Anacláudia Rossbach from São Paulo, Brazil holds a master’s degree in political economics and has been working for 20 years in the housing and urban fields, as practitioner and researcher for international organizations, local and national governments, universities, and non-profit organizations. She worked most part of her professional life in Brazil, but also participated in a diverse and large number of international endeavours, projects, knowledge exchange activities, publications, reviews, conferences. During her professional life, she had the opportunity to provide support and advice for key stakeholders from the urban sector from Brazil and a broad range of countries, such as the Philippines, China, India, Sri Lanka, Bangladesh, South Africa, Mozambique, Angola, Egypt, Namibia, Bolivia, Paraguay, El Salvador, Nicaragua, Chile and Peru. During the Habitat III process, she was acted as an expert for the Policy Unit on National Urban Policies. Currently she is Regional Manager for the Latin America and Caribbean at Cities Alliance, based in Mexico City.

Zhi Liu

Zhi Liu

Director of China program, Lincoln Institute of Land Policy, Peking University, China


Zhi Liu, a specialist in infrastructure and its financing, is director of the China program at the Lincoln Institute of Land Policy and of the Peking University–Lincoln Institute Center for Urban Development and Land Policy in Beijing, China. Previously as an infrastructure specialist at the World Bank, he had operational experience mainly in East Asia and South Asia, where he managed investment lending projects and analytical and advisory activities in the infrastructure and urban sectors.

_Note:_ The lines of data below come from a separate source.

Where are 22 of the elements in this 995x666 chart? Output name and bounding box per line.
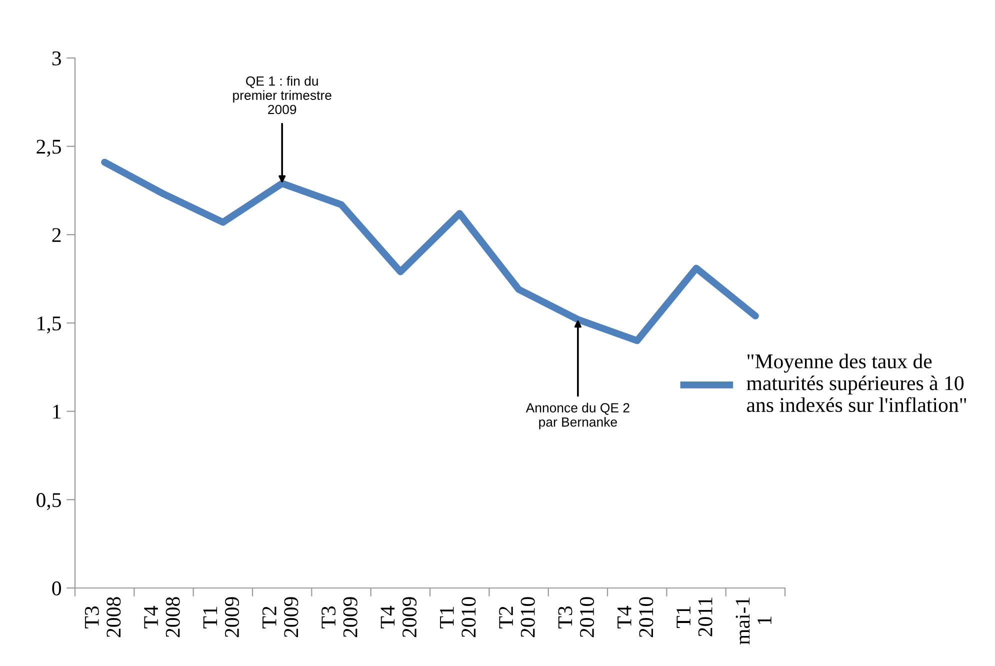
- y-tick-label: 0: [52, 581, 62, 596]
- x-tick-label: T4 2008: [144, 597, 180, 638]
- x-tick-label: T2 2010: [499, 597, 535, 638]
- y-tick-label: 1,5: [38, 316, 61, 334]
- x-tick-label: mai-1 1: [736, 598, 772, 644]
- y-tick-label: 0,5: [36, 493, 61, 510]
- y-tick-label: 2: [52, 228, 61, 242]
- legend-label: "Moyenne des taux de maturités supérieures à 10 ans indexés sur l'inflation": [746, 354, 966, 412]
- x-tick-label: T3 2008: [84, 597, 121, 638]
- y-tick-label: 3: [52, 51, 61, 66]
- annotation: QE 1 : fin du premier trimestre 2009: [233, 76, 332, 114]
- x-tick-label: T3 2009: [322, 597, 358, 638]
- x-tick-label: T1 2009: [203, 597, 240, 638]
- x-tick-label: T1 2010: [440, 597, 476, 638]
- x-tick-label: T1 2011: [676, 598, 712, 636]
- x-tick-label: T4 2010: [617, 597, 654, 638]
- x-tick-label: T3 2010: [558, 597, 594, 638]
- x-tick-label: T2 2009: [262, 597, 298, 638]
- annotation: Annonce du QE 2 par Bernanke: [526, 402, 630, 430]
- y-tick-label: 2,5: [36, 140, 61, 157]
- y-tick-label: 1: [53, 404, 61, 419]
- x-tick-label: T4 2009: [380, 597, 417, 638]
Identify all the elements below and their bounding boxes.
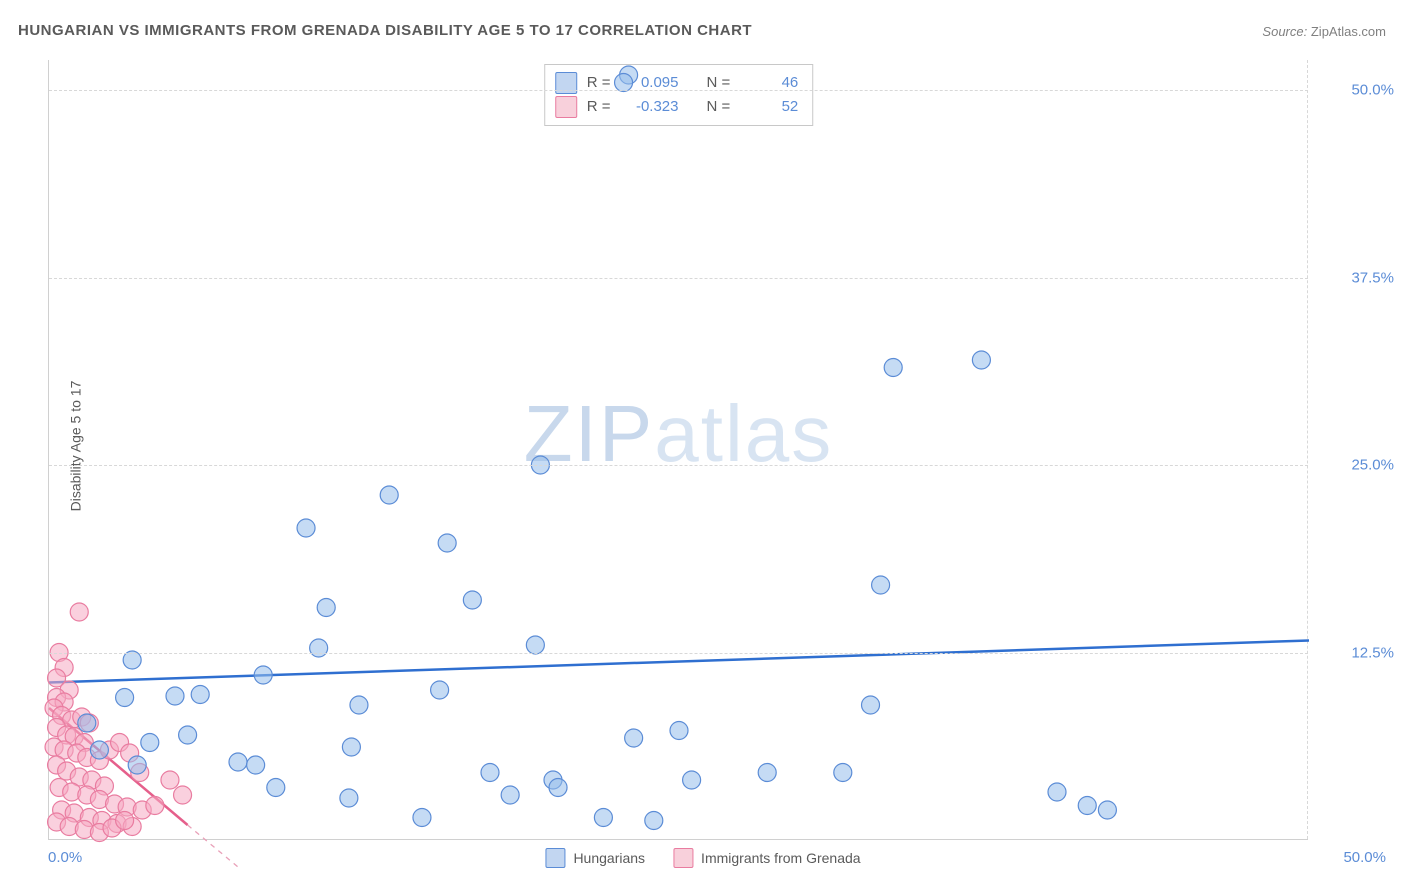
scatter-point	[174, 786, 192, 804]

Before joining the World Bank, he was a research associate with the Harvard Institute for International Development. He also taught city and regional planning as a faculty member at Nanjing University. He has authored and co-authored a number of academic papers and World Bank reports on topics including metropolitan infrastructure financing, low-carbon city development, sustainable urban transport, motorization, and poverty and transport. He holds a B.S. from Zhongshan University, an M.S. from Nanjing University, and a Ph.D. from Harvard University. In 2010, he served as vice chair of the Global Agenda Council for the Future of Transportation, World Economic Forum. In 2015–16, he served as a member of the Expert Committee for China’s 13th Five-Year National Social and Economic Development Plan.